The product of power (P) and delay (TR) of the inverter gives the PDP value. The power-delay product (PDP) is generally analyzed for optimizing all process parameters with minimum value of supply voltage that can be given to the proposed TFET digital inverter circuit. Taking the quantum mechanical effect into consideration, it can be studied that the PDP becomes much less using quantum confinement in charge carriers on all process parameter variation, compared to semi-classical one, shown in Fig. 9a, b and c.

Fig. 9

a Power-delay product analysis of DG-TM-PiN-TGNFET-based digital inverter circuit w.r.t. gate oxide thickness variation. b Power-delay product analysis of DG-TM-PiN-TGNFET-based digital inverter circuit w.r.t. channel thickness variation. c Power-delay product analysis of DG-TM-PiN-TGNFET-based digital inverter circuit w.r.t. channel doping variation

However, the supply voltage (below 1 V) also plays significant role in determining best TFET inverter considering its suitable device parameters. Since with increase in supply voltage, the PDP of the inverter circuit rises; therefore, at 0.5 V of V_DD, the minimum value of PDP is obtained. This minimum power-delay product can justify and validate the proposed TFET inverter circuit for low power applications.

5 Conclusion

In this article, the DC parameters of laterally grown novel short channel III–V/Si heterostructure DG-TM-PiN-TGNFET have been analytically modeled and an inverter has been analyzed in subthreshold regime. DC characteristics of the III–V/Si heterostructure DG-TM-PiN-TGNFET have been studied with respect to the quantum mechanical and classical effect in subthreshold regime for low-power digital applications.

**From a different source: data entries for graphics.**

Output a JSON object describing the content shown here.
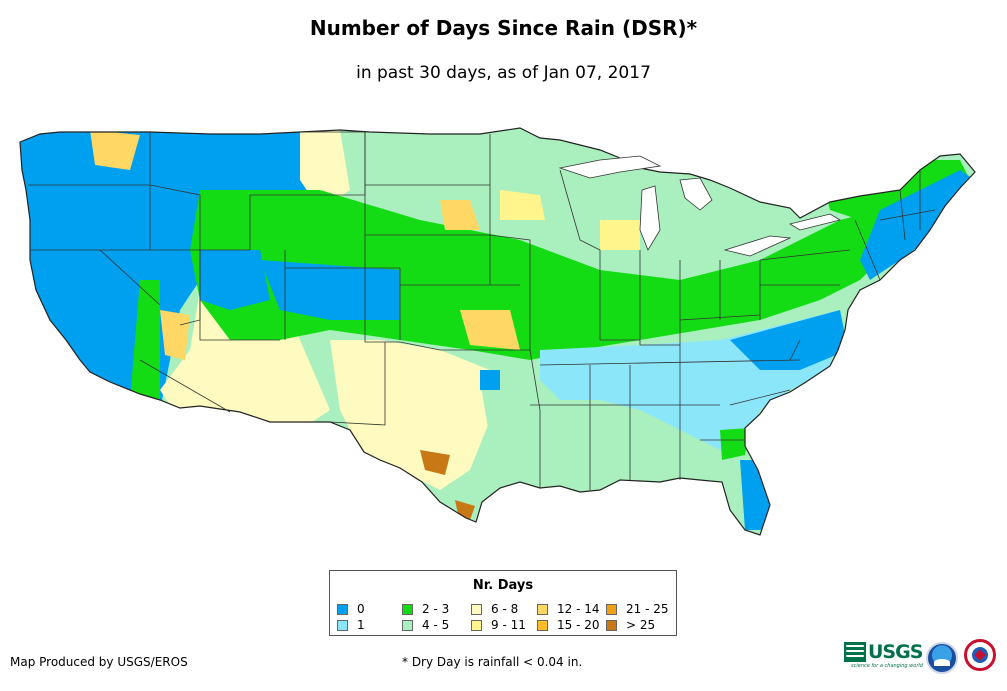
{
  "title": "Number of Days Since Rain (DSR)*",
  "subtitle": "in past 30 days, as of Jan 07, 2017",
  "legend": {
    "title": "Nr. Days",
    "items": [
      {
        "label": "0",
        "color": "#00a0f0"
      },
      {
        "label": "1",
        "color": "#8ce6fa"
      },
      {
        "label": "2 - 3",
        "color": "#14dc14"
      },
      {
        "label": "4 - 5",
        "color": "#aaf0be"
      },
      {
        "label": "6 - 8",
        "color": "#fffac0"
      },
      {
        "label": "9 - 11",
        "color": "#fff58c"
      },
      {
        "label": "12 - 14",
        "color": "#ffd764"
      },
      {
        "label": "15 - 20",
        "color": "#ffbe28"
      },
      {
        "label": "21 - 25",
        "color": "#f0a014"
      },
      {
        "label": "> 25",
        "color": "#c87814"
      }
    ]
  },
  "footer": {
    "credit": "Map Produced by USGS/EROS",
    "note": "* Dry Day is rainfall < 0.04 in."
  },
  "logos": {
    "usgs_text": "USGS",
    "usgs_tagline": "science for a changing world"
  }
}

It is quite evident that the derived models and simulation results are in good agreement for a wide variation of process parameters. Schrodinger model has been used in ATLAS simulation platform to validate the derived analytical model considering QME. Comprehensive analysis of the short channel III–V/Si heterostructure double gate triple material PiN tunneling graphene nanoribbon field effect transistor (DG-TM-PiN-TGNFET) gives a better view and understanding of DC characteristics of the device. At the end, the DC characteristics (i.e., power dissipation, propagation delay, power-delay product) of an inverter circuit has been taken under consideration to check the impact of QMEs on circuit performance.

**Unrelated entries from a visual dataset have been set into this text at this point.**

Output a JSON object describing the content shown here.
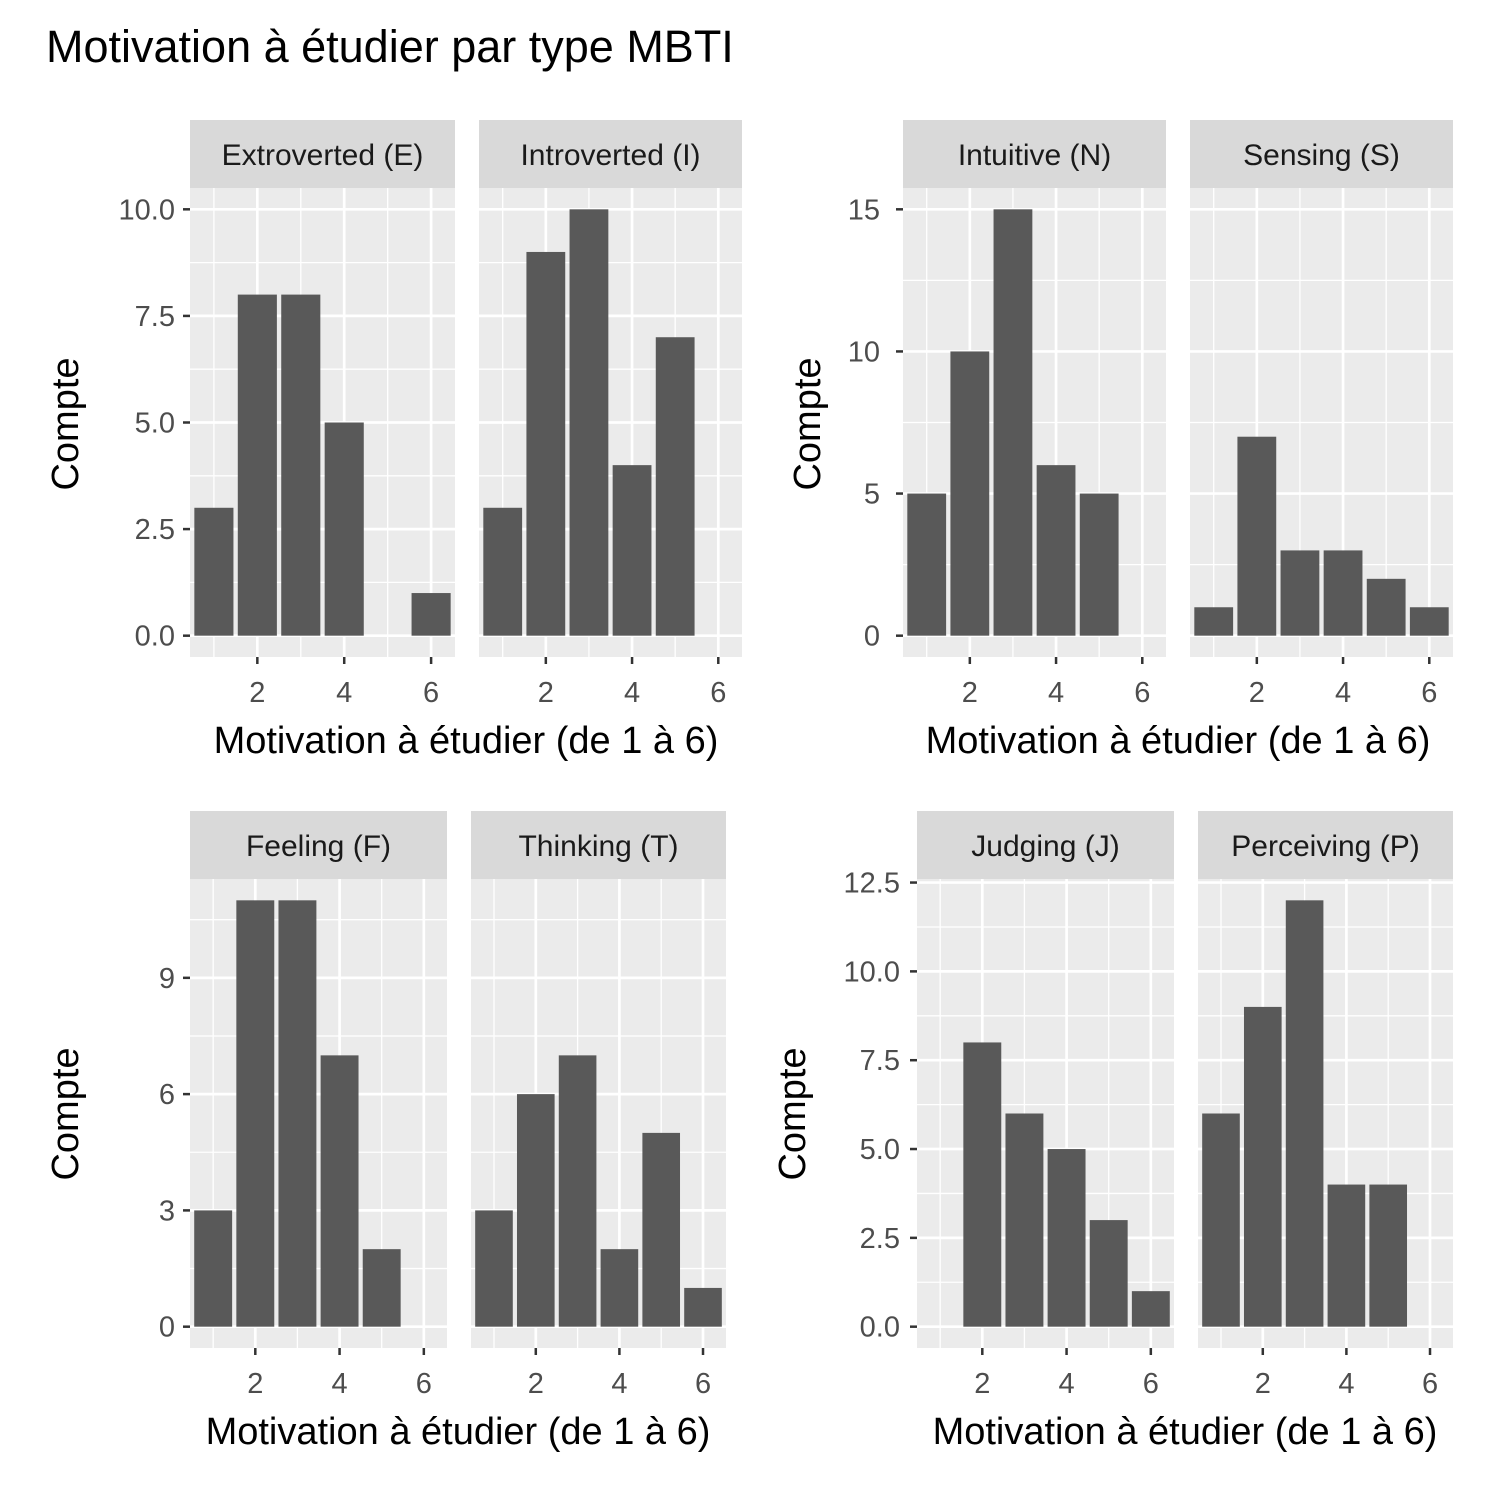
{
  "title": "Motivation à étudier par type MBTI",
  "colors": {
    "panel_bg": "#ebebeb",
    "strip_bg": "#d9d9d9",
    "grid": "#ffffff",
    "bar": "#595959",
    "tick_text": "#4d4d4d",
    "tick_mark": "#333333",
    "text": "#000000"
  },
  "chart_data": [
    {
      "type": "bar",
      "xlabel": "Motivation à étudier (de 1 à 6)",
      "ylabel": "Compte",
      "xlim": [
        0.45,
        6.55
      ],
      "ylim": [
        -0.5,
        10.5
      ],
      "xticks": [
        2,
        4,
        6
      ],
      "yticks": [
        0,
        2.5,
        5,
        7.5,
        10
      ],
      "ytick_labels": [
        "0.0",
        "2.5",
        "5.0",
        "7.5",
        "10.0"
      ],
      "grid": true,
      "facets": [
        {
          "label": "Extroverted (E)",
          "x": [
            1,
            2,
            3,
            4,
            6
          ],
          "values": [
            3,
            8,
            8,
            5,
            1
          ]
        },
        {
          "label": "Introverted (I)",
          "x": [
            1,
            2,
            3,
            4,
            5
          ],
          "values": [
            3,
            9,
            10,
            4,
            7
          ]
        }
      ]
    },
    {
      "type": "bar",
      "xlabel": "Motivation à étudier (de 1 à 6)",
      "ylabel": "Compte",
      "xlim": [
        0.45,
        6.55
      ],
      "ylim": [
        -0.75,
        15.75
      ],
      "xticks": [
        2,
        4,
        6
      ],
      "yticks": [
        0,
        5,
        10,
        15
      ],
      "ytick_labels": [
        "0",
        "5",
        "10",
        "15"
      ],
      "grid": true,
      "facets": [
        {
          "label": "Intuitive (N)",
          "x": [
            1,
            2,
            3,
            4,
            5
          ],
          "values": [
            5,
            10,
            15,
            6,
            5
          ]
        },
        {
          "label": "Sensing (S)",
          "x": [
            1,
            2,
            3,
            4,
            5,
            6
          ],
          "values": [
            1,
            7,
            3,
            3,
            2,
            1
          ]
        }
      ]
    },
    {
      "type": "bar",
      "xlabel": "Motivation à étudier (de 1 à 6)",
      "ylabel": "Compte",
      "xlim": [
        0.45,
        6.55
      ],
      "ylim": [
        -0.55,
        11.55
      ],
      "xticks": [
        2,
        4,
        6
      ],
      "yticks": [
        0,
        3,
        6,
        9
      ],
      "ytick_labels": [
        "0",
        "3",
        "6",
        "9"
      ],
      "grid": true,
      "facets": [
        {
          "label": "Feeling (F)",
          "x": [
            1,
            2,
            3,
            4,
            5
          ],
          "values": [
            3,
            11,
            11,
            7,
            2
          ]
        },
        {
          "label": "Thinking (T)",
          "x": [
            1,
            2,
            3,
            4,
            5,
            6
          ],
          "values": [
            3,
            6,
            7,
            2,
            5,
            1
          ]
        }
      ]
    },
    {
      "type": "bar",
      "xlabel": "Motivation à étudier (de 1 à 6)",
      "ylabel": "Compte",
      "xlim": [
        0.45,
        6.55
      ],
      "ylim": [
        -0.6,
        12.6
      ],
      "xticks": [
        2,
        4,
        6
      ],
      "yticks": [
        0,
        2.5,
        5,
        7.5,
        10,
        12.5
      ],
      "ytick_labels": [
        "0.0",
        "2.5",
        "5.0",
        "7.5",
        "10.0",
        "12.5"
      ],
      "grid": true,
      "facets": [
        {
          "label": "Judging (J)",
          "x": [
            2,
            3,
            4,
            5,
            6
          ],
          "values": [
            8,
            6,
            5,
            3,
            1
          ]
        },
        {
          "label": "Perceiving (P)",
          "x": [
            1,
            2,
            3,
            4,
            5
          ],
          "values": [
            6,
            9,
            12,
            4,
            4
          ]
        }
      ]
    }
  ]
}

Power dissipation of the proposed TFET inverter circuit is illustrated by considering semi-classical and quantum models, where the power has been dissipated much less using quantum mechanical effect compared to semi-classical one.

But propagation delay becomes much less using semi-classical model compared to quantum model for the proposed TFET structure making it suitable for high-speed applications due to high current driving capability. However, as per as the power-delay product analyses , the quantum confinement is able to provide less energy consumption, and it is an essential factor in case of optimizing the process parameters of the device. So, the proposed device can be alternatively used for low-power quantum computing applications.